Got it, I didn't see any startup taints added to your NodePool. Are you still running into this problem with those startup taints defined? Without them defined, Karpenter doesn't realize those taints will be removed and won't consider the pod compatible.

[jcmcken]

Sorry, you're right. This GPU node pool doesn't have the startup taints. I was thinking of our general workload pool in this cluster which has the startup taints. I just double checked gpu-pool for this cluster (the config pasted in OP) and it does not have startupTaints field defined.

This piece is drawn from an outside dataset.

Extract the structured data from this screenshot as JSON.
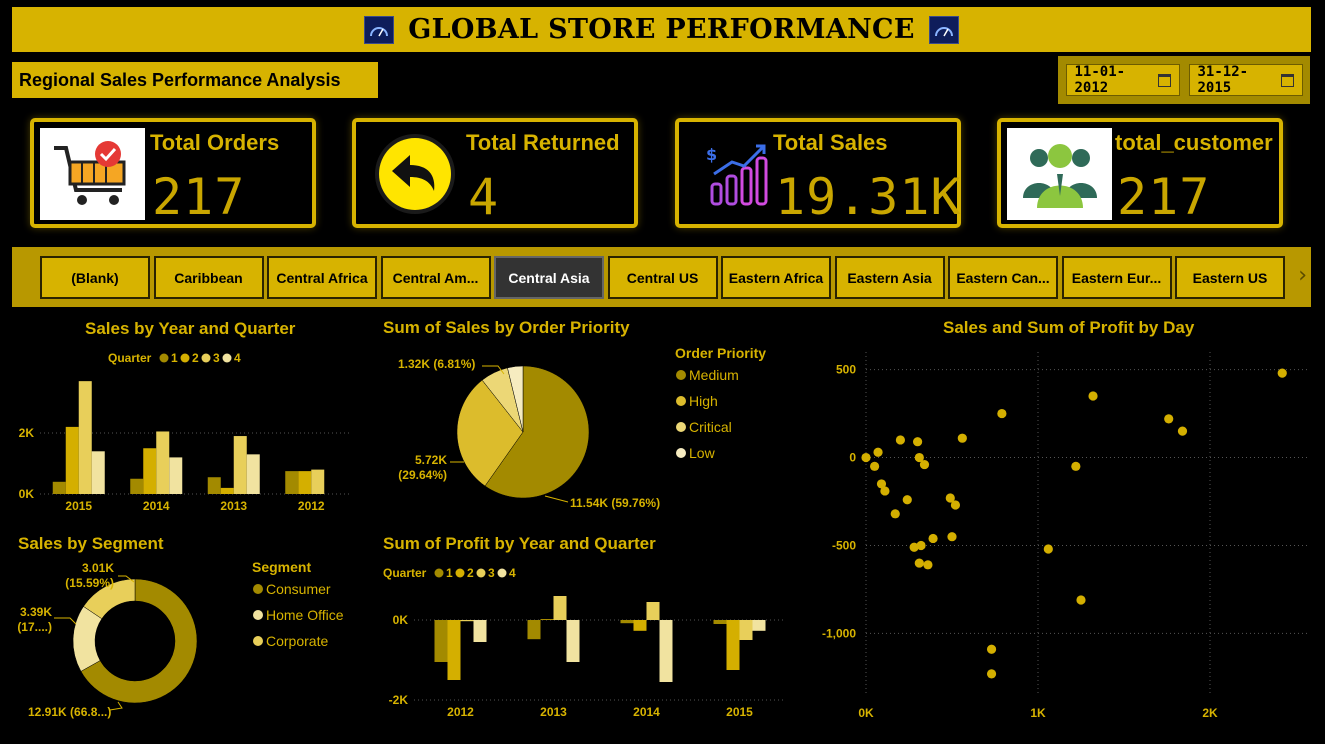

Just to be clear, Karpenter adds the taints when it provisions the nodes. Right now, our custom tool runs as a CronJob every minute. It does the following:

• Iterate over every node. Does the node have our custom startup taint? If no, ignore it.
• If yes, does it have the pods we care about started and healthy? If no, ignore it.
• If yes, remove the custom startup taint. Workload pods should begin scheduling to the node.

[jcmcken]

I tried adding the startup taints to the GPU pool just to see if it performed any differently. It doesn't seem so.

One thing I noticed is the new nodes seem to come up every 20-30s until the pod successfully schedules. It seems to be relatively predictable. I'm not sure if there's any duration like that hard-coded somewhere

[jmdeal]

What I had noticed was that new nodes were created after a previously provisioned node had registered. This indicates to me that at that point Karpenter no longer believed the pod could schedule to the node. Are you able to check what the node looks like when it's first created (e.g. from the body of the CREATE request).

[jcmcken]

Is there anything in particular I should look for? From observation, I see a node come up within a few seconds starting in a NotReady state. After another few seconds it goes from NotReady to Ready. (We're using Bottlerocket, so it boots and becomes ready very quickly). But at that point, the node is still not technically ready from the point of view of our startup taint / custom process. So it will stay in Ready, but with the taint, for between 30 to 90 seconds. This delay comes from some commercial and other tools we're using that can take some time to fully pass their status checks.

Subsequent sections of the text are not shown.